"Of course, even as we focused on our shared prosperity — and although the primary task of the G-20 is to focus on our joint efforts to boost the global economy — we did also discuss a grave threat to our shared security: And that’s the Syrian regime’s use of chemical weapons. And what I’ve been emphasizing and will continue to stress is that the Assad regime’s brazen use of chemical weapons isn’t just a Syrian tragedy, it’s a threat to global peace and security.This is a sanctimonious and hypocritical statement on the Syrian use of chemical weapons taken from Obama's statement at the post-G20 Summit news conference yesterday. Now, I am not defending the Syrian use of chemical weapons. Far from it. The Asad regime is despicable. And much of the opposition at best is barely less so. The problem is that Obama's condemnation ought to start at home. He ought to be pursuing the officials, military and civilian, responsible for the use of chemical weapons by American forces in Iraq. To the best of my knowledge the mainstream American media have not as much as mentioned this matter. You can find reports here and here and here.

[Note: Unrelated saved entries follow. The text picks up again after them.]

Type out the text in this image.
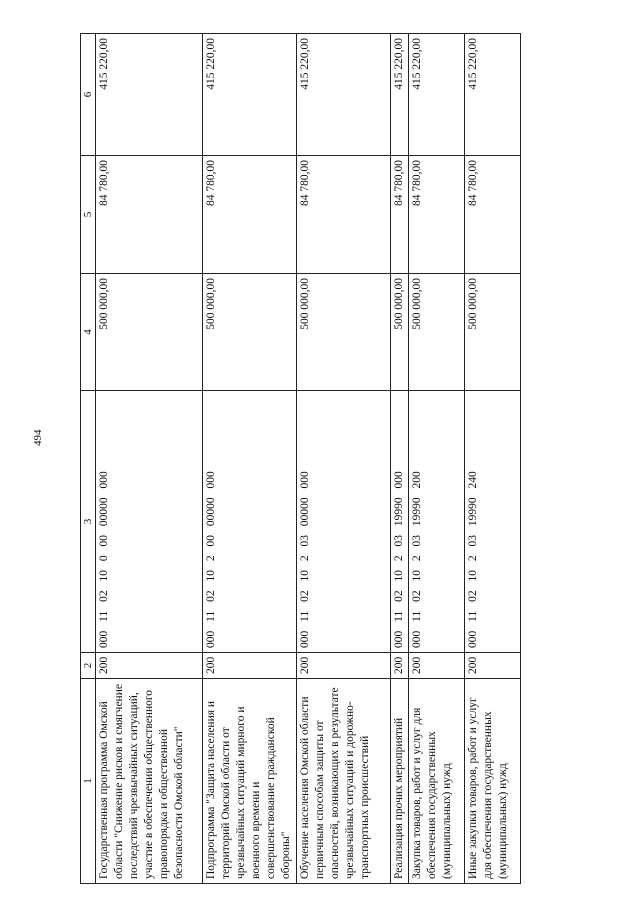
494
1	2	3	4	5	6
Государственная программа Омской области "Снижение рисков и смягчение последствий чрезвычайных ситуаций, участие в обеспечении общественного правопорядка и общественной безопасности Омской области"	200	000 11 02 10 0 00 00000 000	500 000,00	84 780,00	415 220,00
Подпрограмма "Защита населения и территорий Омской области от чрезвычайных ситуаций мирного и военного времени и совершенствование гражданской обороны"	200	000 11 02 10 2 00 00000 000	500 000,00	84 780,00	415 220,00
Обучение населения Омской области первичным способам защиты от опасностей, возникающих в результате чрезвычайных ситуаций и дорожно-транспортных происшествий	200	000 11 02 10 2 03 00000 000	500 000,00	84 780,00	415 220,00
Реализация прочих мероприятий	200	000 11 02 10 2 03 19990 000	500 000,00	84 780,00	415 220,00
Закупка товаров, работ и услуг для обеспечения государственных (муниципальных) нужд	200	000 11 02 10 2 03 19990 200	500 000,00	84 780,00	415 220,00
Иные закупки товаров, работ и услуг для обеспечения государственных (муниципальных) нужд	200	000 11 02 10 2 03 19990 240	500 000,00	84 780,00	415 220,00
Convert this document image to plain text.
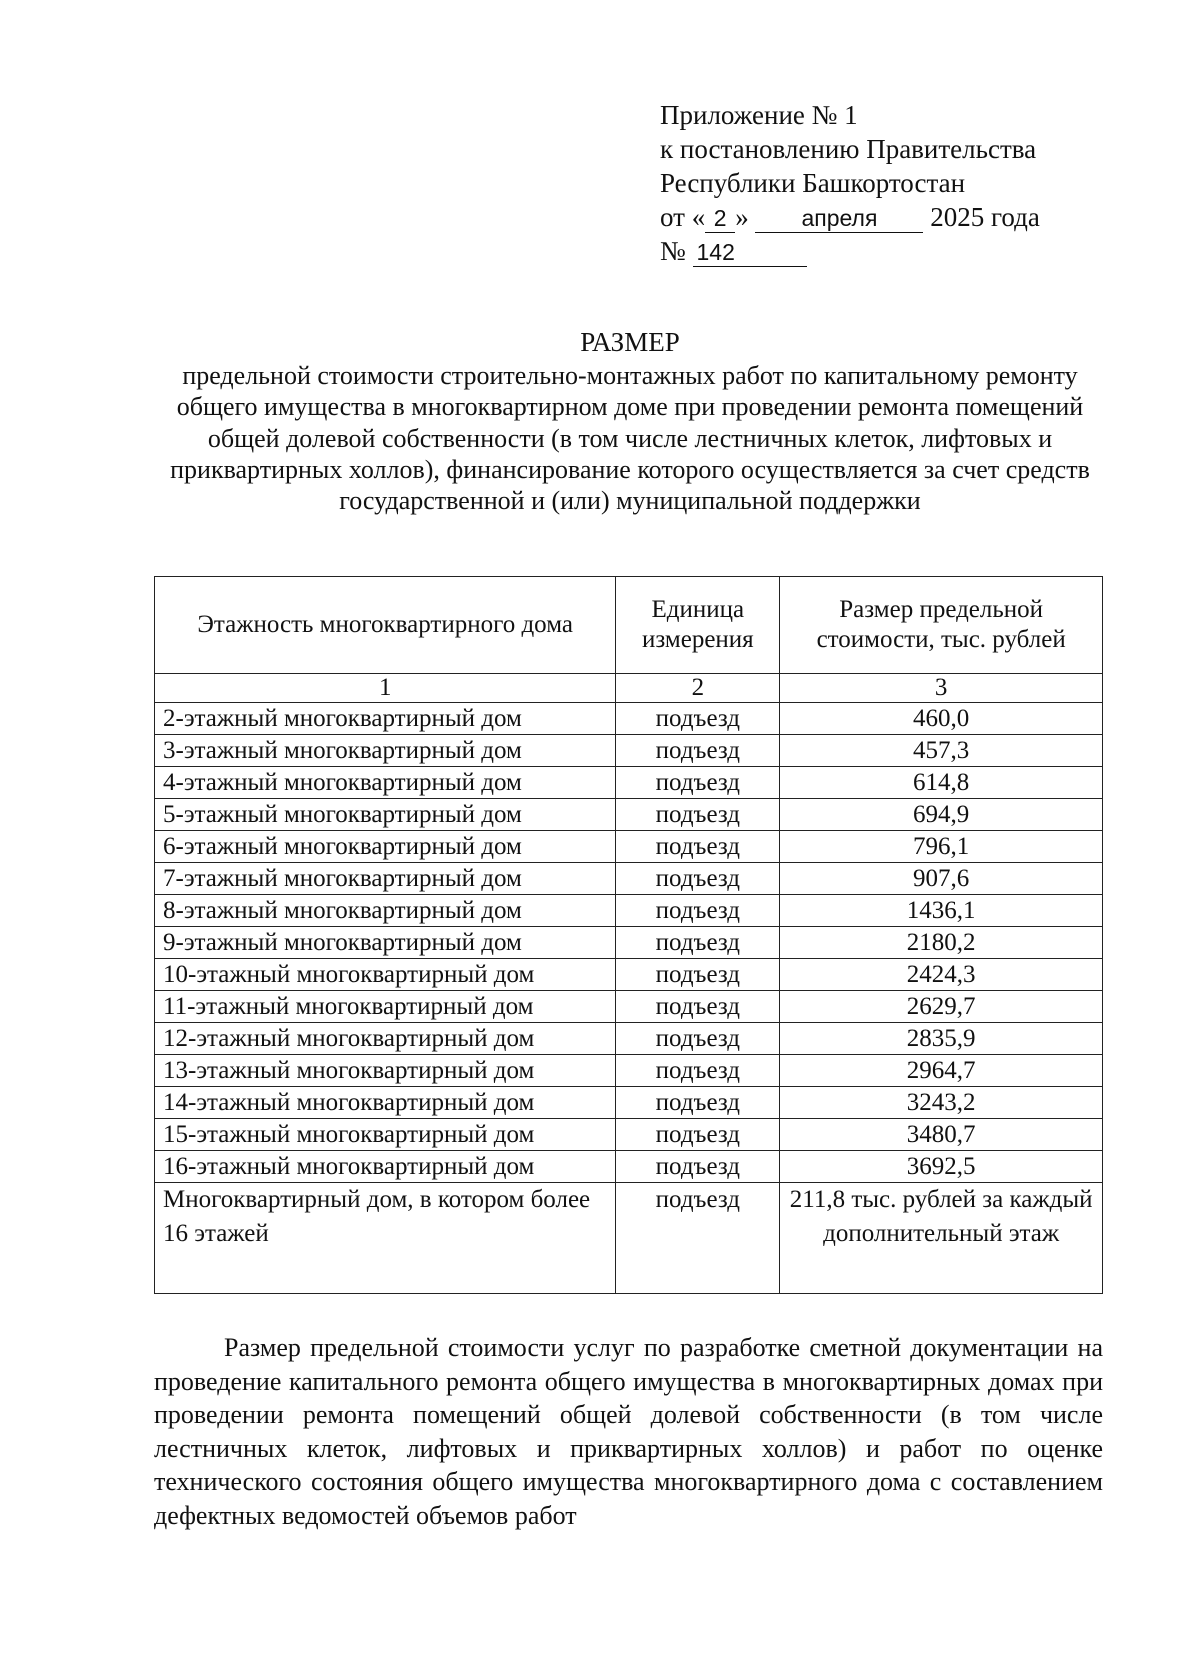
Приложение № 1
к постановлению Правительства
Республики Башкортостан
от « 2 » апреля 2025 года
№ 142
РАЗМЕР
предельной стоимости строительно-монтажных работ по капитальному ремонту общего имущества в многоквартирном доме при проведении ремонта помещений общей долевой собственности (в том числе лестничных клеток, лифтовых и приквартирных холлов), финансирование которого осуществляется за счет средств государственной и (или) муниципальной поддержки
Этажность многоквартирного дома	Единица измерения	Размер предельной стоимости, тыс. рублей
1	2	3
2-этажный многоквартирный дом	подъезд	460,0
3-этажный многоквартирный дом	подъезд	457,3
4-этажный многоквартирный дом	подъезд	614,8
5-этажный многоквартирный дом	подъезд	694,9
6-этажный многоквартирный дом	подъезд	796,1
7-этажный многоквартирный дом	подъезд	907,6
8-этажный многоквартирный дом	подъезд	1436,1
9-этажный многоквартирный дом	подъезд	2180,2
10-этажный многоквартирный дом	подъезд	2424,3
11-этажный многоквартирный дом	подъезд	2629,7
12-этажный многоквартирный дом	подъезд	2835,9
13-этажный многоквартирный дом	подъезд	2964,7
14-этажный многоквартирный дом	подъезд	3243,2
15-этажный многоквартирный дом	подъезд	3480,7
16-этажный многоквартирный дом	подъезд	3692,5
Многоквартирный дом, в котором более 16 этажей	подъезд	211,8 тыс. рублей за каждый дополнительный этаж
Размер предельной стоимости услуг по разработке сметной документации на проведение капитального ремонта общего имущества в многоквартирных домах при проведении ремонта помещений общей долевой собственности (в том числе лестничных клеток, лифтовых и приквартирных холлов) и работ по оценке технического состояния общего имущества многоквартирного дома с составлением дефектных ведомостей объемов работ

Syria’s escalating use of chemical weapons threatens its neighbors, Turkey, Jordan, Lebanon, Iraq, Israel. It threatens to further destabilize the Middle East. It increases the risk that these weapons will fall into the hands of terrorist groups. But more broadly, it threatens to unravel the international norm against chemical weapons embraced by 189 nations,, and those nations represent 98 percent of the world’s people.
Failing to respond to this breach of this international norm would send a signal to rogue nations, authoritarian regimes and terrorist organizations, that they can develop and use weapons of mass destruction and not pay a consequence. And that’s not the world that we want to live in. This is why nations around the world have condemned Syria for this attack, and called for action. I’ve been encouraged by discussions with my fellow leaders this week. There is a growing recognition that the world cannot stand idly by. Here in St. Petersburg leaders from Europe, Asia and the Middle East have come together to say that the international norm of the use against chemical weapons must be upheld, and that the Assad regime used these weapons on its own people, and that, as a consequence, there needs to be a strong response."